We know that healthy children are much more likely to grow into healthy adults so it’s crucial that any policies aimed at reducing health inequalities are centred on prevention and early intervention.
Tackling childhood obesity and improving mental health
It is unacceptable that just over a quarter of children in Wales are overweight or obese. This means Wales has a higher rate of obesity than Scotland, England and Northern Ireland. Childhood obesity is the biggest public health threat to our country and with devolved powers, Welsh politicians have a real opportunity to make policy changes quickly that will make a big difference.
One such change is a tax on food and drink high in sugar, salt and fat. The RCPCH proposed this along with a number of other preventative measures in its newly launched ‘Child Health Matters: A vision for 2016’ report. It’s a proposal that the British Medical Association also backs and is supported by around half of the Welsh public.
Other policies that must be considered include the introduction of a 20mph speed limit in built up areas. Not only will this encourage children to walk, scoot, cycle and play but evidence suggests it will also reduce road traffic deaths – a major cause of preventable death in Wales. This is a policy which 77% of the Welsh public support and one that is also backed by charities Sustrans Cymru and Living Streets.

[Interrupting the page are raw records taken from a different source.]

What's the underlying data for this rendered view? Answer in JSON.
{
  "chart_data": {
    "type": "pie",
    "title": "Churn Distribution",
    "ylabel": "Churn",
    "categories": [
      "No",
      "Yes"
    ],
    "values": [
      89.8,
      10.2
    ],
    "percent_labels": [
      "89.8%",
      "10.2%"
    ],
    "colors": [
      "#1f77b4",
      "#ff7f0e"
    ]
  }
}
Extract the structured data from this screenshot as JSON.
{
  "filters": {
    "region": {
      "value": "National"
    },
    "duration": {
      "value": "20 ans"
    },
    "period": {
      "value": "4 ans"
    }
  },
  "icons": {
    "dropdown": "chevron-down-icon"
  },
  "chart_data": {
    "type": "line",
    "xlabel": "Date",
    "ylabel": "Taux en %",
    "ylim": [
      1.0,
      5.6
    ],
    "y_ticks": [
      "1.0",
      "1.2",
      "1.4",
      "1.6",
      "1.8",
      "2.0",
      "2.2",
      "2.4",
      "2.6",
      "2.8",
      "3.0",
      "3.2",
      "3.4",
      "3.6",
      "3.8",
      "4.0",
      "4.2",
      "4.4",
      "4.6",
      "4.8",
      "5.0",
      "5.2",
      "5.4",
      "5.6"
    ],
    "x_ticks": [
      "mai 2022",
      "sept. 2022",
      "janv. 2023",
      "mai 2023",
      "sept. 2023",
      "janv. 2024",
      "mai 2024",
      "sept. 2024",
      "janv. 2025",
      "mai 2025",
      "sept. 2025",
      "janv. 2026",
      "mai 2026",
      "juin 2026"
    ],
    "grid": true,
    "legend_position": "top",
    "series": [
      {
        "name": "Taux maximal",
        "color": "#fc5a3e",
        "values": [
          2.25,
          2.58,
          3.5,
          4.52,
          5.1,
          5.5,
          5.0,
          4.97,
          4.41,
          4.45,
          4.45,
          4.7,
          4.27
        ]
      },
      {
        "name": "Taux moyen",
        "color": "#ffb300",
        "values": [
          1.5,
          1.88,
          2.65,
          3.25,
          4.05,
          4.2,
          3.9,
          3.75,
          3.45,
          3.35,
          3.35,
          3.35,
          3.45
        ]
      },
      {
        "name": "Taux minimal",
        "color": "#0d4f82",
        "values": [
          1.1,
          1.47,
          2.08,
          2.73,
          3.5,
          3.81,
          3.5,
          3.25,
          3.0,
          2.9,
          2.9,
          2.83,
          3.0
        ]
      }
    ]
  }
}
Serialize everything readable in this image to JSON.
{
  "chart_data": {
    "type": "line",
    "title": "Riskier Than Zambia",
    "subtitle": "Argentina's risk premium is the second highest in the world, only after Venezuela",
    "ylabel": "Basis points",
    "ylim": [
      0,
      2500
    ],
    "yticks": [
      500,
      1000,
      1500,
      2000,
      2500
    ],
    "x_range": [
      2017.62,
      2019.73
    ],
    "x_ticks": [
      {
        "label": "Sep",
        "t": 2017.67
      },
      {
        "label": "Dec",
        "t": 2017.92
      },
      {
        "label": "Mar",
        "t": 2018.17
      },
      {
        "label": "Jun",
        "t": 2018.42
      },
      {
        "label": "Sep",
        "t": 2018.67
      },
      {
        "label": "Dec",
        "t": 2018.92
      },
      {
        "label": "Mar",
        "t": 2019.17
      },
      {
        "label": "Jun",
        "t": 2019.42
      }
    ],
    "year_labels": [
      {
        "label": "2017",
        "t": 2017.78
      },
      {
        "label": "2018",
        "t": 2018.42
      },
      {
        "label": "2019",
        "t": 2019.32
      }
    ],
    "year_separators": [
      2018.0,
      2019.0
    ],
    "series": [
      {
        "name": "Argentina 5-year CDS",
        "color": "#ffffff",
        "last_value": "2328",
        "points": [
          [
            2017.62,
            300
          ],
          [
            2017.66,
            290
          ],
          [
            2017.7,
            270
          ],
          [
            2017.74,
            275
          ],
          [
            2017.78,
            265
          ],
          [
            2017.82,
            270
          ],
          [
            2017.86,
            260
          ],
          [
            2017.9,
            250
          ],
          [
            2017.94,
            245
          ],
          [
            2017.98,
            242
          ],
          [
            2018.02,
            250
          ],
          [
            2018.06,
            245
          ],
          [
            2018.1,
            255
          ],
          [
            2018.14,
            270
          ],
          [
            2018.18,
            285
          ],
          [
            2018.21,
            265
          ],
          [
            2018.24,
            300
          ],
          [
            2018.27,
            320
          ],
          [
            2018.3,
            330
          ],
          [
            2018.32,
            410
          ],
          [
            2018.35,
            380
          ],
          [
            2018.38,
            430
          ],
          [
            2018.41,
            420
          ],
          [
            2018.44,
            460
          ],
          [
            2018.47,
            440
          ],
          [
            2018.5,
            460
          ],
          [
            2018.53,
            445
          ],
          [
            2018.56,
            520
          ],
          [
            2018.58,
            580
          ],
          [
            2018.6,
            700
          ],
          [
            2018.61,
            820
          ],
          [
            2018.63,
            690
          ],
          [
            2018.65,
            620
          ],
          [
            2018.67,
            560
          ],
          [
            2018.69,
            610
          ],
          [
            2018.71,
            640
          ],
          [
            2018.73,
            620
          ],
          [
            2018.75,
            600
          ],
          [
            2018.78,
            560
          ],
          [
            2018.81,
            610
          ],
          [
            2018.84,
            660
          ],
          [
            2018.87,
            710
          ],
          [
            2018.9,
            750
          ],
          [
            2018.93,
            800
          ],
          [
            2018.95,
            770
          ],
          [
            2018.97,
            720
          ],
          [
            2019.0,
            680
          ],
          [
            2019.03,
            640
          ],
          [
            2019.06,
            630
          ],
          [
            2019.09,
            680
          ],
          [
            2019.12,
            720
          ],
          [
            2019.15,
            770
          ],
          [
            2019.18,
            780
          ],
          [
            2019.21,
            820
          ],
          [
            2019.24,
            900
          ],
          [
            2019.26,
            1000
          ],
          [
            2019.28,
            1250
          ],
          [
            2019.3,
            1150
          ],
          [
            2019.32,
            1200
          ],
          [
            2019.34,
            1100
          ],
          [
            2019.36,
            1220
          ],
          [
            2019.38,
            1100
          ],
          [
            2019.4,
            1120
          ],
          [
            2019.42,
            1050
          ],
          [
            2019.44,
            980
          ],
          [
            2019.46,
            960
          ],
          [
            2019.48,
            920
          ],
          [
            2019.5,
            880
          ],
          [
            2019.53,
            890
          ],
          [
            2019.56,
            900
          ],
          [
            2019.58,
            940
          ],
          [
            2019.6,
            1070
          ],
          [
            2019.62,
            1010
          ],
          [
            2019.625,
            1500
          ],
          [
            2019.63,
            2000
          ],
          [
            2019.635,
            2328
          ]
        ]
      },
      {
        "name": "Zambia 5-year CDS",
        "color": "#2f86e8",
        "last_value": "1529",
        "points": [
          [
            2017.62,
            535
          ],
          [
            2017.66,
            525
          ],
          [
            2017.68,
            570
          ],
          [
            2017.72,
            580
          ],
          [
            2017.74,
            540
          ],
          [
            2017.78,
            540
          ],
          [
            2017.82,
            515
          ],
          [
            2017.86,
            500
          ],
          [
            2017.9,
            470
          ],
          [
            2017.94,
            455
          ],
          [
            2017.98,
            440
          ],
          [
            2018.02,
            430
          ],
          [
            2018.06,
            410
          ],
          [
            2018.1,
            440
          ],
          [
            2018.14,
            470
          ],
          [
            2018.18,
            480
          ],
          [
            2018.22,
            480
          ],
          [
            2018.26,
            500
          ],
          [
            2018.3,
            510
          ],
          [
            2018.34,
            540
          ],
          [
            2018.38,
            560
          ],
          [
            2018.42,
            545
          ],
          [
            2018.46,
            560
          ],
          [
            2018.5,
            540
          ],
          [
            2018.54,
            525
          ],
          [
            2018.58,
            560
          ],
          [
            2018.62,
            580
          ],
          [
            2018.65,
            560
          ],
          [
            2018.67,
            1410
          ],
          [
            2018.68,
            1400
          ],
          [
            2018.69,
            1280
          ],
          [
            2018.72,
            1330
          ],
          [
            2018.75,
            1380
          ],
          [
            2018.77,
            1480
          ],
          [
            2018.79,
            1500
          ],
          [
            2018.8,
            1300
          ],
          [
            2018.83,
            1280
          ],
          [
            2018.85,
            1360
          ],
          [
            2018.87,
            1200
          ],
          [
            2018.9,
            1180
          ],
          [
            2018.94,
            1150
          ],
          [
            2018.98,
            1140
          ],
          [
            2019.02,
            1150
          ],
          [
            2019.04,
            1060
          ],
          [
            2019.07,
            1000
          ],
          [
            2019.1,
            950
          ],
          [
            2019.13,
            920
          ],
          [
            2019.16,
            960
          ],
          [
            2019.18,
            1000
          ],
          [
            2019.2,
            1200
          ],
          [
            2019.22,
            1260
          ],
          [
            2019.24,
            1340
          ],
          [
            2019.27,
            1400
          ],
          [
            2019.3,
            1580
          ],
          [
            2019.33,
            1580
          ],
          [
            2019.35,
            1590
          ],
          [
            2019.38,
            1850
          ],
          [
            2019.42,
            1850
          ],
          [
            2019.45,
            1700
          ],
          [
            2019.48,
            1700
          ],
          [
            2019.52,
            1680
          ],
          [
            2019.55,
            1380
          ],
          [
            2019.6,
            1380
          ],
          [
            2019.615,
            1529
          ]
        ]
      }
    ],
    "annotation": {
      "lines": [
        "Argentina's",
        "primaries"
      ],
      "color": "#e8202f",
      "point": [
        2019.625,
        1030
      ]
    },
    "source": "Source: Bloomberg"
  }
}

When it comes to mental health, prevention is vitally important. We know that three children in every school class suffer with a mental health problem, and if not dealt with appropriately, poor mental health can lead to drug and alcohol misuse and in extreme cases, suicide, which is another leading cause of death in young people.
‘Stronger direction is needed’
Despite early successes on children and young people’s rights in Wales, the past few years have seen a reduced voice for children. Currently, children and young people are invisible in many of the debates about the services that affect their health and wellbeing.
We want to see political parties of all colours commit to appointing a Welsh Minister for Children to lead on policies affecting children and young people – this is something that 7 in 10 Welsh adults (71%) support and is something also acknowledged by Barnardo’s . The reinstatement of a children’s committee in Welsh Government Cabinet, supported by 68% of Welsh adults, would also send a strong signal that child health is being taken seriously by politicians.
With high profile organisations championing change along with high levels of public support, I urge the next Welsh government to make child health a priority. Only with political will can we make child health outcomes in Wales something to be proud of and comparable to the best in the world.